Prezes PiS zaznaczył, że kampania ma fundamentalne znaczenie nie tylko dla wyborów prezydenckich, ale także dla przyszłości i suwerenności Polski. Zwrócił uwagę na zagrożenie ze strony Unii Europejskiej oraz Niemiec, które dążą do centralizacji władzy i ograniczenia niezależności państw członkowskich. „To, co dzieje się w Polsce, to zmiany, które mogą zlikwidować naszą suwerenność. To, co w tej chwili planowane, jest niebezpieczne, a nie wszyscy dostrzegają, jakie mogą być tego konsekwencje” – przestrzegł.
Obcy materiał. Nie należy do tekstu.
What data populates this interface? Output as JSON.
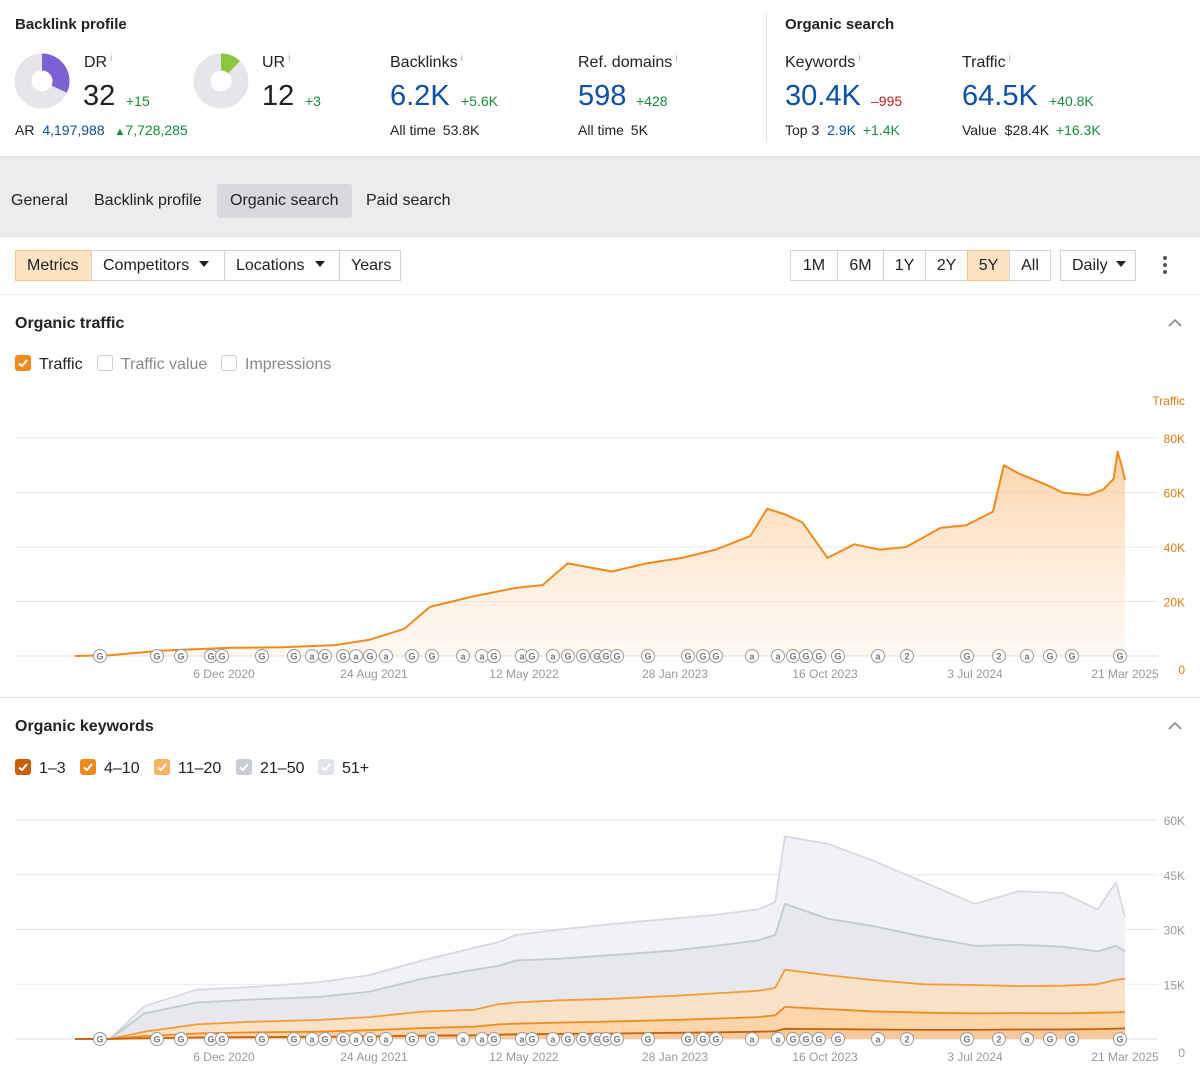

Kaczyński wskazał także na zagrożenie zewnętrzne, w tym rosnącą sytuację geopolityczną w Europie, której częścią jest wykorzystywanie zagrożenia rosyjskiego jako pretekstu do przyspieszenia procesów zmieniających struktury władzy w Unii Europejskiej.
„Jest to ważne nie tylko dla wygranej konkretnego człowieka, ale dla Polski jako państwa, dla jego przyszłości. Musimy działać, by zakończyć ten straszny proces, który trwa i nie pozwolić na trwałe wprowadzenie takich rozwiązań, które mogą zniszczyć naszą niezależność” – podkreślił prezes PiS.
Jego słowa odnoszą się do szerokiego kontekstu politycznego, w którym Jarosław Kaczyński widzi konieczność ochrony interesów narodowych przed dominującymi wpływami zewnętrznymi, w tym ze strony niemieckich i unijnych elit. Podkreślił, że obecna władza nie w pełni reprezentuje polskie interesy, wskazując na zewnętrzny charakter dominujących grup politycznych w Polsce, co – według niego – prowadzi do ignorowania narodowych wartości.